Facebook claims that TimeSformer, short for Time-Space Transformer, attains the best reported numbers on a range of action recognition benchmarks. It also takes roughly one-third the time to train than comparable models. And it requires less than one-tenth the amount of compute for inference and can learn from video clips up to 102 seconds in length, much longer than most video-analyzing AI models. Facebook AI research scientist Lorenzo Torresani told VentureBeat that TimeSformer can be trained in 14 hours with 32 GPUs.

"Since TimeSformer specifically enables analysis of much longer videos, there’s also the opportunity for interesting future applications such as episodic memory retrieval -- ability to detect particular objects of interest that were seen by an agent in the past -- and classifying multi-step activities in real time like recognizing a recipe when someone is cooking with their AR glasses on," Torresani said. "Those are just a few examples of where we see this technology going in the future."

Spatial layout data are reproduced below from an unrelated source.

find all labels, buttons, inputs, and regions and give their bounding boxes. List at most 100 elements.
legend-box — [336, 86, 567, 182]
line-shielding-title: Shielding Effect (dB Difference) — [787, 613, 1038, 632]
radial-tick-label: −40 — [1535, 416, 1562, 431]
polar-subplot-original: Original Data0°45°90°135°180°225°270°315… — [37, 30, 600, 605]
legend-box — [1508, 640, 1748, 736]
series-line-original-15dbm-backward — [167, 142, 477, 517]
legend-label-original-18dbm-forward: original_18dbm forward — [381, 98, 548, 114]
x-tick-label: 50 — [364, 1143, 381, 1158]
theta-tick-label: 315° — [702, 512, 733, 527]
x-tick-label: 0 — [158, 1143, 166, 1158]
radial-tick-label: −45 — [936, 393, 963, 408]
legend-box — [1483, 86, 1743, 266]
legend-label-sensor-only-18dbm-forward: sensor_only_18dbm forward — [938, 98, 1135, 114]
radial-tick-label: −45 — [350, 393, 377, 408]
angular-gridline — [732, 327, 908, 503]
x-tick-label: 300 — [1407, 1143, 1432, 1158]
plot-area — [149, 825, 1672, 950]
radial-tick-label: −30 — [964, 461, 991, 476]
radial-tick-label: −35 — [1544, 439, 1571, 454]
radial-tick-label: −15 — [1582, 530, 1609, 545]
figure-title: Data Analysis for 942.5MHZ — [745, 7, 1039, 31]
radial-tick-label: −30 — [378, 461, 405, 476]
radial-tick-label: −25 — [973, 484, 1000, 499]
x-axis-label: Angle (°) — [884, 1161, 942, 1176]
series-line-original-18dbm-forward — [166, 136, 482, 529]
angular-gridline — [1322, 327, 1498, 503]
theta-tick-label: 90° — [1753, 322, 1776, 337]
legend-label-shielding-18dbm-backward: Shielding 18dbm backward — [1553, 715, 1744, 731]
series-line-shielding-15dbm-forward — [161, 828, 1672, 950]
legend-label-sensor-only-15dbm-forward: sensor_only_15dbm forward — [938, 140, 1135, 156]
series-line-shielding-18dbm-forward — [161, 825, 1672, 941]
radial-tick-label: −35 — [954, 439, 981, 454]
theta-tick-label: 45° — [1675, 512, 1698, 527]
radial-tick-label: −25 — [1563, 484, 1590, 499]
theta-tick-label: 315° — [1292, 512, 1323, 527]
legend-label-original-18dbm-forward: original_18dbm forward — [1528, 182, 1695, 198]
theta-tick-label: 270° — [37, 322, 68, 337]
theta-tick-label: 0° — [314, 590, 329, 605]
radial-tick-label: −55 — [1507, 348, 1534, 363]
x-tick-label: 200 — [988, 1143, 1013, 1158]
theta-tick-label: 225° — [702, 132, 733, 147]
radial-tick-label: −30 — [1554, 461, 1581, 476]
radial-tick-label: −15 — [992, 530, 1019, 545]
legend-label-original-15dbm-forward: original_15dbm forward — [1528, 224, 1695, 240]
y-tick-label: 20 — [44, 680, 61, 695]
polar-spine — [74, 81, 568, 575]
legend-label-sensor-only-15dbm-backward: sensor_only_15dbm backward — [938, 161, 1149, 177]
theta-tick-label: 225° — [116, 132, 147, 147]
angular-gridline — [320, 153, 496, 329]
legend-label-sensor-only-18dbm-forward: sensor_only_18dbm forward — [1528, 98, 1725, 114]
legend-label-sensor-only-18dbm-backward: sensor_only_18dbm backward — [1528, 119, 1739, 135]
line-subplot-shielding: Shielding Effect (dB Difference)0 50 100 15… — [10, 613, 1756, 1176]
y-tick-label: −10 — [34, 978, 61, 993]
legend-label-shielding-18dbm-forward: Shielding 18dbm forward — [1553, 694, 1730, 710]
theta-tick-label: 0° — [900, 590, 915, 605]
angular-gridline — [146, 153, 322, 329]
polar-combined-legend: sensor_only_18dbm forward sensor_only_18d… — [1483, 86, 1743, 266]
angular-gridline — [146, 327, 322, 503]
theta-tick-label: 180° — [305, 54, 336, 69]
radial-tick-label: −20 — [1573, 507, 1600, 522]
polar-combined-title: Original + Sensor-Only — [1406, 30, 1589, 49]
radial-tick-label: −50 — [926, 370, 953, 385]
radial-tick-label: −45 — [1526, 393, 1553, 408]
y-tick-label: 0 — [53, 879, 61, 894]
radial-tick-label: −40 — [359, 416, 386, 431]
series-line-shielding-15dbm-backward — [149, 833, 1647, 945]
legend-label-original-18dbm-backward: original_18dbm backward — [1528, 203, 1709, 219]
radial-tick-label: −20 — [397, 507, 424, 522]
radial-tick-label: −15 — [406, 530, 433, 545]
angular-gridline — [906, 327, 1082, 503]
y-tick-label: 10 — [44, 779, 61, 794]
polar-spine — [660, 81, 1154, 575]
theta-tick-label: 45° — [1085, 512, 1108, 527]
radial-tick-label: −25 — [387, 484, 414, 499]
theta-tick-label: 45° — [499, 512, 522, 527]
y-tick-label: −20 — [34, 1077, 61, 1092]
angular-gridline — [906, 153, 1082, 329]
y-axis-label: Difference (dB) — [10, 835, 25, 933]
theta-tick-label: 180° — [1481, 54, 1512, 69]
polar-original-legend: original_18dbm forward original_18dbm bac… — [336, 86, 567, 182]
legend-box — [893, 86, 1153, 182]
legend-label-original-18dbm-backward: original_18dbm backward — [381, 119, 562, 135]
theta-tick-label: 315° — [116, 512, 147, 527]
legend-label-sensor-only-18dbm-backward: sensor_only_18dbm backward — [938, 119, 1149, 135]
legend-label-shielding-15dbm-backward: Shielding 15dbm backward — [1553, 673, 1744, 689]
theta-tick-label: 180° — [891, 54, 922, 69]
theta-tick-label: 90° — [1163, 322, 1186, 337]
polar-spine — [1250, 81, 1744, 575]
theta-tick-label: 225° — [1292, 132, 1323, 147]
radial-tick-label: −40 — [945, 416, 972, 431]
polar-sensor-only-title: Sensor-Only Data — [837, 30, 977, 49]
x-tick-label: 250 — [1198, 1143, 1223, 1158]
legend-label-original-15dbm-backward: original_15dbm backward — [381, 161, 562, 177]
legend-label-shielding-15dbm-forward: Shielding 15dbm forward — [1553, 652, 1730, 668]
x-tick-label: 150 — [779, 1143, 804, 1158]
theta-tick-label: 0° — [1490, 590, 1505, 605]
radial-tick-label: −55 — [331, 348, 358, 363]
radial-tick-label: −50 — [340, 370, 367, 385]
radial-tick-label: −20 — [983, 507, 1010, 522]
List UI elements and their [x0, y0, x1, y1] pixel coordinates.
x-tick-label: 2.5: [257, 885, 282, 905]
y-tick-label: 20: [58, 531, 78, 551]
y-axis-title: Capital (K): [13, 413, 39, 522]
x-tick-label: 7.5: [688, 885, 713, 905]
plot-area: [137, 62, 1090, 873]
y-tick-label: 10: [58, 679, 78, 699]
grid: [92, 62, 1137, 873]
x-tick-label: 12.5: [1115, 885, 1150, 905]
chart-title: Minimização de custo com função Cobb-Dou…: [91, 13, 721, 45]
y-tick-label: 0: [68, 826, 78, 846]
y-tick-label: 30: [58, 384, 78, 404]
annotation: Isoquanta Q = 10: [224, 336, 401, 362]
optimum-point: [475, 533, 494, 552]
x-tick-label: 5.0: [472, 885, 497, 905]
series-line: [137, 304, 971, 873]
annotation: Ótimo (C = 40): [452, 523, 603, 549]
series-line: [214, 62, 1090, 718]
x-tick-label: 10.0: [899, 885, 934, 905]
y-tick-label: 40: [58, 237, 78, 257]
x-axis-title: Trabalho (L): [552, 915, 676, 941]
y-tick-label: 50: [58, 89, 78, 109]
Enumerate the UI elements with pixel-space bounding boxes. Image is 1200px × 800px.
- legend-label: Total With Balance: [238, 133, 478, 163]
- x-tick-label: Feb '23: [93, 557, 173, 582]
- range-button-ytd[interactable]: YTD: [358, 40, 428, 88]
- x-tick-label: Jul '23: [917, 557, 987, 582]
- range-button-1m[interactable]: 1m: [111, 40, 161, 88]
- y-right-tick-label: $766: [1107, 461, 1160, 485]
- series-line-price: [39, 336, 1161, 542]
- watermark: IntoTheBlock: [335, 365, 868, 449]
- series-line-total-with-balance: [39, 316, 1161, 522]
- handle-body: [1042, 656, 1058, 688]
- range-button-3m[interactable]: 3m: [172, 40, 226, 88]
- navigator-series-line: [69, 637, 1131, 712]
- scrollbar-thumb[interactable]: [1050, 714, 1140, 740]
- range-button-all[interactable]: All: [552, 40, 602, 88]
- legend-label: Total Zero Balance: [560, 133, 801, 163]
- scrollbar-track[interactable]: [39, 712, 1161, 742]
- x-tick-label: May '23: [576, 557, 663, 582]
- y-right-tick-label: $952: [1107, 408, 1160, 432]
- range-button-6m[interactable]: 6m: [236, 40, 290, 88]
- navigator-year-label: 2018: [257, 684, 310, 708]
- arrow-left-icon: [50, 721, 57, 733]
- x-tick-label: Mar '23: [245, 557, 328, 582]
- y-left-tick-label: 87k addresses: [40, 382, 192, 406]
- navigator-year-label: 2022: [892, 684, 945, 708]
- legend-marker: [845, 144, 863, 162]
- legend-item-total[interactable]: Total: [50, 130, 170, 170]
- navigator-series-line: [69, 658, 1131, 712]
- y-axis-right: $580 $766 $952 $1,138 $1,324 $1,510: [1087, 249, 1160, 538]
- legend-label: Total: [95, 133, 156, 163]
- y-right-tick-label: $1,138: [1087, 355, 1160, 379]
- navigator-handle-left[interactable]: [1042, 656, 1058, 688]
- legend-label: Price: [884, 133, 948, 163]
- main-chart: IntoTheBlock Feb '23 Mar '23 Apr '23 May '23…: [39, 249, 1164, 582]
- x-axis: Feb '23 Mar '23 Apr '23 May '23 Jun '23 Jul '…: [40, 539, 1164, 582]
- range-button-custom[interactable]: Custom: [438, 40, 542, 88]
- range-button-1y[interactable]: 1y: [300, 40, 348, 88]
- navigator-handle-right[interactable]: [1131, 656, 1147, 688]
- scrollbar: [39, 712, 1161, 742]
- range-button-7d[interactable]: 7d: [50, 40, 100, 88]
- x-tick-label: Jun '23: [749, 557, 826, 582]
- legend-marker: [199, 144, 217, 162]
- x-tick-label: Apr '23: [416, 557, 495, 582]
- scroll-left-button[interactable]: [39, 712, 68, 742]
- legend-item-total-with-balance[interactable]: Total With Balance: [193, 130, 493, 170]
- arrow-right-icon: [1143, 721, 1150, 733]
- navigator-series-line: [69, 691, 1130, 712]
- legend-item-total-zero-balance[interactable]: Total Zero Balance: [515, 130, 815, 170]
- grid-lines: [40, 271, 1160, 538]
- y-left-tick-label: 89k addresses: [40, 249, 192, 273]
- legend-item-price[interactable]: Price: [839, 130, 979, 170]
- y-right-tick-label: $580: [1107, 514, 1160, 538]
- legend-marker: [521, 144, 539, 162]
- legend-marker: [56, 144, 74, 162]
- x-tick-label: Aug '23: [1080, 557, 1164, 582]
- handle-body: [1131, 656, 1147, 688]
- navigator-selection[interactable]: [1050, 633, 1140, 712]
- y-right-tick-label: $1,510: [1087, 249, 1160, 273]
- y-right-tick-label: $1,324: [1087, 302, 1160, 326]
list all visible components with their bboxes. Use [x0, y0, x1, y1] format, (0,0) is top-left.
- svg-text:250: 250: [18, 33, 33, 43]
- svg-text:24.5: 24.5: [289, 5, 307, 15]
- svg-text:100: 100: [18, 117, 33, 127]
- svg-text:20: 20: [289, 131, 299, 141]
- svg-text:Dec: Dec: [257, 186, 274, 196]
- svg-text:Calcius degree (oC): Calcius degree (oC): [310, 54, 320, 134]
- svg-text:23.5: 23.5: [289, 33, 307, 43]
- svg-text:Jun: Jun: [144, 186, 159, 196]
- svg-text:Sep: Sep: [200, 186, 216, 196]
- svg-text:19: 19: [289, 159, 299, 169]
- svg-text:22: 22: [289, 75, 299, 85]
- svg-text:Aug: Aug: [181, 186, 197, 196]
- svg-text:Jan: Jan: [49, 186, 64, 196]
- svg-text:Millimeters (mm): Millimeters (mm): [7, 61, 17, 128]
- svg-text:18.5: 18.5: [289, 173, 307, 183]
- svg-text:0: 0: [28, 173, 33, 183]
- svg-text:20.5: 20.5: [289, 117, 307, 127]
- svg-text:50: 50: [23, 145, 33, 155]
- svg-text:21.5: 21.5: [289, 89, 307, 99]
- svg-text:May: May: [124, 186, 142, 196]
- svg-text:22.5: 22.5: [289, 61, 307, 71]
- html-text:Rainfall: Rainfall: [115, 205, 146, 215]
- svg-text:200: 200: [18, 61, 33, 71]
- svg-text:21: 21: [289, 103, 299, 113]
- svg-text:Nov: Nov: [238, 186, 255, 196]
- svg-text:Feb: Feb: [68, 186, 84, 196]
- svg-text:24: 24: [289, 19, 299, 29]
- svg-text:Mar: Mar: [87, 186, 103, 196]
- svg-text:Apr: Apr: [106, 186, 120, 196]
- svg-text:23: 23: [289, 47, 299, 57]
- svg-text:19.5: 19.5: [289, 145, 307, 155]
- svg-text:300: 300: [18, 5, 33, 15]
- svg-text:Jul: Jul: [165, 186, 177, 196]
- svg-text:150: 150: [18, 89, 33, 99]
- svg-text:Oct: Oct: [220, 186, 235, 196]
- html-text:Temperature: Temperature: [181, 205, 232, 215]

It's Facebook's assertion that systems like TimeSformer, GDT, wav2vec 2.0, and AVT will advance research to teach machines to understand long-form actions in videos, an important step for AI applications geared toward human understanding. The company also expects they'll form the foundation of applications that can comprehend what's happening in videos on a more granular level.

"[All] these models will be broadly applicable, but most are research for now. In the future, when applied in production, we believe they could do things like caption talks, speeches, and instructional videos; understand product mentions in videos; and search and classification of archives of recordings," Geoffrey Zweig, director at Facebook AI, told VentureBeat. "We are just starting to scratch the surface of self-supervised learning. There’s lots to do to build upon the models that we use, and we want to do so with speed and at scale for broad applicability."

Facebook chose not to respond directly to VentureBeat's question about how any bias in Learning from Videos models might be mitigated, instead saying: "In general, we have a cross-functional, multidisciplinary team dedicated to studying and advancing responsible AI and algorithmic fairness, and we’re committed to working toward the right approaches. We take this issue seriously, and have processes in place to ensure that we’re thinking carefully about the data that we use to train our models."

Research has shown that state-of-the-art image-classifying AI models trained on ImageNet, a popular (but problematic) dataset containing photos scraped from the internet, automatically learn humanlike biases about race, gender, weight, and more. Countless studies have demonstrated that facial recognition is susceptible to bias. It's even been shown that prejudicescan creep into the AI tools used to create art, potentially contributing to false perceptions about social, cultural, and political aspects of the past and hindering awareness about important historical events.

Facebook chief AI scientist Yann LeCun recently admitted to Fortune that fully self-supervised computer vision systems can pick up the biases, including racial and gender stereotypes, inherent in the data. In acknowledgment of the problem, a year ago Facebook set up new teams to look for racial bias in the algorithms that drive its social network as well Instagram. But a bombshell report in MIT Tech Review this week revealed that at least some of Facebook's internal efforts to mitigate bias were coopeted to protect growth or in anticipation of regulation. The report further alleges that one division's work, Responsible AI, became essentially irrelevant to fixing the larger problems of misinformation, extremism, and political polarization.